É o “spleen”, que me torna alheio e triste;
“Spleen” de ter buscado o que não mais existe…
De ter matado cedo a inocência, demais…
De querer seguir sem saber para onde…
De sempre resolver pelas questões fatais…
De revelar aquilo que se esconde
No íntimo do ser… E esta vontade
De ser mais real que a própria realidade…
Ainda esgotara a borra dos séculos; ainda
Gostaria de andar pelos recantos virgens
E de esperar a que não vem…
Mas, já se finda
O ardor, e o tédio principia…
Ah! as vertigens
De Absoluto e de Eterno, aos poucos deliquescem…

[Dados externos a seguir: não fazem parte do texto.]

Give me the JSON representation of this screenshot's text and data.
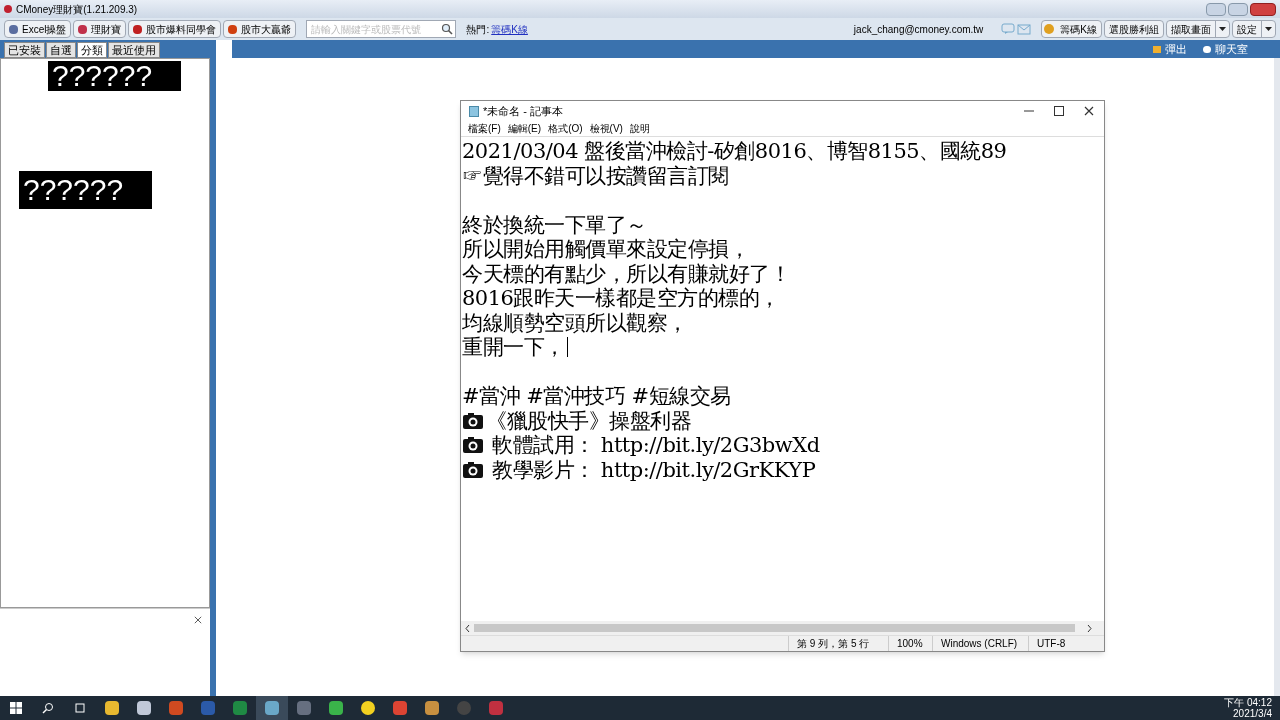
{
  "app": {
    "title": "CMoney理財寶(1.21.209.3)",
    "toolbar": [
      "Excel操盤",
      "理財寶",
      "股市爆料同學會",
      "股市大贏爺"
    ],
    "search": {
      "placeholder": "請輸入關鍵字或股票代號"
    },
    "hot": {
      "label": "熱門:",
      "link": "籌碼K線"
    },
    "user": "jack_chang@cmoney.com.tw",
    "right_buttons": [
      {
        "label": "籌碼K線",
        "kind": "icon"
      },
      {
        "label": "選股勝利組",
        "kind": "plain"
      },
      {
        "label": "擷取畫面",
        "kind": "dropdown"
      },
      {
        "label": "設定",
        "kind": "dropdown"
      }
    ],
    "tabs": [
      {
        "label": "已安裝",
        "selected": false
      },
      {
        "label": "自選",
        "selected": false
      },
      {
        "label": "分類",
        "selected": true
      },
      {
        "label": "最近使用",
        "selected": false
      }
    ],
    "overlays": [
      "??????",
      "??????"
    ],
    "bar_actions": [
      "彈出",
      "聊天室"
    ]
  },
  "notepad": {
    "title": "*未命名 - 記事本",
    "menu": [
      "檔案(F)",
      "編輯(E)",
      "格式(O)",
      "檢視(V)",
      "說明"
    ],
    "lines": [
      {
        "kind": "text",
        "text": "2021/03/04 盤後當沖檢討-矽創8016、博智8155、國統89"
      },
      {
        "kind": "text",
        "text": "☞覺得不錯可以按讚留言訂閱"
      },
      {
        "kind": "blank"
      },
      {
        "kind": "text",
        "text": "終於換統一下單了～"
      },
      {
        "kind": "text",
        "text": "所以開始用觸價單來設定停損，"
      },
      {
        "kind": "text",
        "text": "今天標的有點少，所以有賺就好了！"
      },
      {
        "kind": "text",
        "text": "8016跟昨天一樣都是空方的標的，"
      },
      {
        "kind": "text",
        "text": "均線順勢空頭所以觀察，"
      },
      {
        "kind": "text",
        "text": "重開一下，",
        "cursor": true
      },
      {
        "kind": "blank"
      },
      {
        "kind": "text",
        "text": "#當沖 #當沖技巧 #短線交易"
      },
      {
        "kind": "text",
        "text": "《獵股快手》操盤利器",
        "camera": true
      },
      {
        "kind": "text",
        "text": " 軟體試用： http://bit.ly/2G3bwXd",
        "camera": true
      },
      {
        "kind": "text",
        "text": " 教學影片： http://bit.ly/2GrKKYP",
        "camera": true
      }
    ],
    "status": [
      "第 9 列，第 5 行",
      "100%",
      "Windows (CRLF)",
      "UTF-8"
    ]
  },
  "taskbar": {
    "time": "下午 04:12",
    "date": "2021/3/4"
  }
}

E as Horas, sem parar, a longa teia tecem
— Ardil que freia o movimento, rede
Que tolhe o sonho e que não posso mais quebrá-la…
E sou o tic-tac de um relógio de parede,
Triste e sozinho na penumbra de uma sala…
(1947)
A MORTE DAS HORAS
Quando passar o Tempo que me resta
No relógio-das-horas-do-Destino,
Meu pobre coração, qual velho sino
Que à tarde azul melancolia empresta,
Há de cantar, num dobre vespertino,
Toda a tristeza que não manifesta!
… Ah! um sol de outono a minha vida cresta!…

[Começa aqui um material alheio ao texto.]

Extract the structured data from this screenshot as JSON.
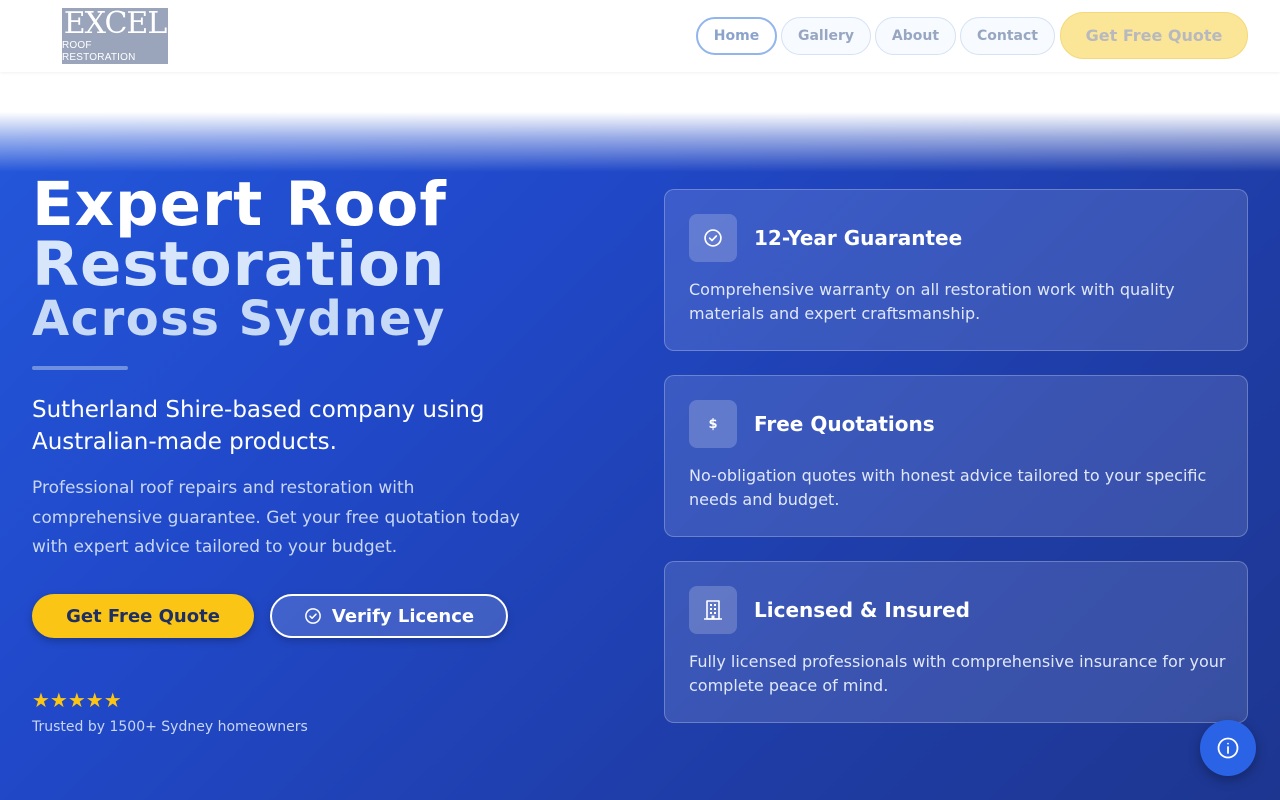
{
  "logo": {
    "main": "EXCEL",
    "sub": "ROOF RESTORATION"
  },
  "nav": {
    "items": [
      {
        "label": "Home",
        "active": true
      },
      {
        "label": "Gallery",
        "active": false
      },
      {
        "label": "About",
        "active": false
      },
      {
        "label": "Contact",
        "active": false
      }
    ],
    "cta_label": "Get Free Quote"
  },
  "hero": {
    "title_line1": "Expert Roof",
    "title_line2": "Restoration",
    "title_line3": "Across Sydney",
    "lead": "Sutherland Shire-based company using Australian-made products.",
    "description": "Professional roof repairs and restoration with comprehensive guarantee. Get your free quotation today with expert advice tailored to your budget.",
    "primary_button": "Get Free Quote",
    "secondary_button": "Verify Licence",
    "rating_stars": "★★★★★",
    "trust_text": "Trusted by 1500+ Sydney homeowners"
  },
  "features": [
    {
      "icon": "check-circle-icon",
      "title": "12-Year Guarantee",
      "text": "Comprehensive warranty on all restoration work with quality materials and expert craftsmanship."
    },
    {
      "icon": "dollar-icon",
      "icon_glyph": "$",
      "title": "Free Quotations",
      "text": "No-obligation quotes with honest advice tailored to your specific needs and budget."
    },
    {
      "icon": "building-icon",
      "title": "Licensed & Insured",
      "text": "Fully licensed professionals with comprehensive insurance for your complete peace of mind."
    }
  ],
  "floating_button": {
    "icon": "info-icon"
  },
  "colors": {
    "brand_blue": "#2048c8",
    "accent_yellow": "#fac515",
    "button_text": "#1e2f63"
  }
}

Adeus, último raio purpurino!…
Sofro a angústia das horas mortas… Peno-a
No caminhar das horas para a hora
Final… E o coração, cansado músculo,
Se alvoroçando na esperança ingênua
De ressurgir inda uma vez na aurora,
Sabendo que é seu último crepúsculo!…
(1947)
A DANÇA DAS HORAS
Fugìt irreparabile tempus
VIRGÍLIO, Geórgicas
Dançando as horas se vão
Pelos caminhos do Tempo
Numa leveza de pluma…
Quem vedes na marcação
Do compasso e contratempo ?
– Uma.
Dançando se vão as horas
Sob os véus de fina gaze
Dançarinas seminuas…
Quem dança, das mais sonoras,
Esta belíssima frase?
– Duas.
Rapidamente bailando,
Cada qual mais erradia,
Desfila por sua vez.
E aquela, aos poucos finando
Nos horizontes do dia?
– Três.
Vão dançando a tarantela…
– Mas, daúltima, o perfil
Me parece horrível e atro.
Ah! não falemos daquela;
Esta aqui é mais gentil.
– Quatro.
Sabeis acaso do nome
Da de vestido de faile
Que lhe queda como um brinco?
Que pena! Logo se some …
A mais ligeira do baile!
– Cinco.
E aquela, de azul vestida,
Tão triste no seu bailar,
Seu nome acaso sabeis?
Parece o adeus da partida
Para nunca mais voltar…
– Seis.
E esta, bailando qual fronde
Ao vento que vem do mar
Em que a lua se reflete?
Trajada como o “gran” monde”;
Esbelta no seu bailar?!
– Sete.
Vós me enganais no bailar:
Sei que passais sem demora
(Quisera ser tão afoito
Que vos pudesse parar).
Mas, e esta que dança agora?
– Oito.
Sob os vestidos de gazes
Trazeis convosco a ruína;
Vosso olhar não me comove,
Falazes horas, falazes…
Mas, e aquela bailarina?
– Nove.
Dançou o rápido “allegro”;
Nem sequer o rosto olhou-me
Eeu mal notei os seus pés.
E esta, vestida de negro,
Sabeis acaso o seu nome?
– Dez.
Agora passam mais lentas:
Vede aquela que aí vem
Dando passadas de bronze
Pelas horas sonolentas…
Que nome será que tem?
– Onze.
Aquela outra que se arrasta
Custando tanto a passar,
Que eternamente repouse
Já de tão velha e tão gasta.
Como se deve chamar?
– Doze.
Fechando o ciclo fugace
A de perfil atro vem
E nos leva em seu transporte.
Pois dessa, de horrenda face,
Dizei-me o nome, se tem?!
– MORTE.
Havia também um soneto de que eu gostava muito, mas cujo original não consegui, até agora, encontrar. Começava assim:
Antigamente este relógio ardia
No fogo juvenil das alvoradas:
Avançava correndo pelo dia
No galope das horas desvairadas
…
E ao chegar exultante ao meio-dia,
Desfazia nas doze badaladas
Toda a glória ardente que existia
Na exaltação das vidas rebeladas
…
Mas hoje envelhecido…
…
E ao chegar à meia-noite, mais parece
Cruzar os dedos trêmulos em prece
– essas lanças viris de outras idades –
E soluça embargado na velhice
Um som que lembra o estertor da morte.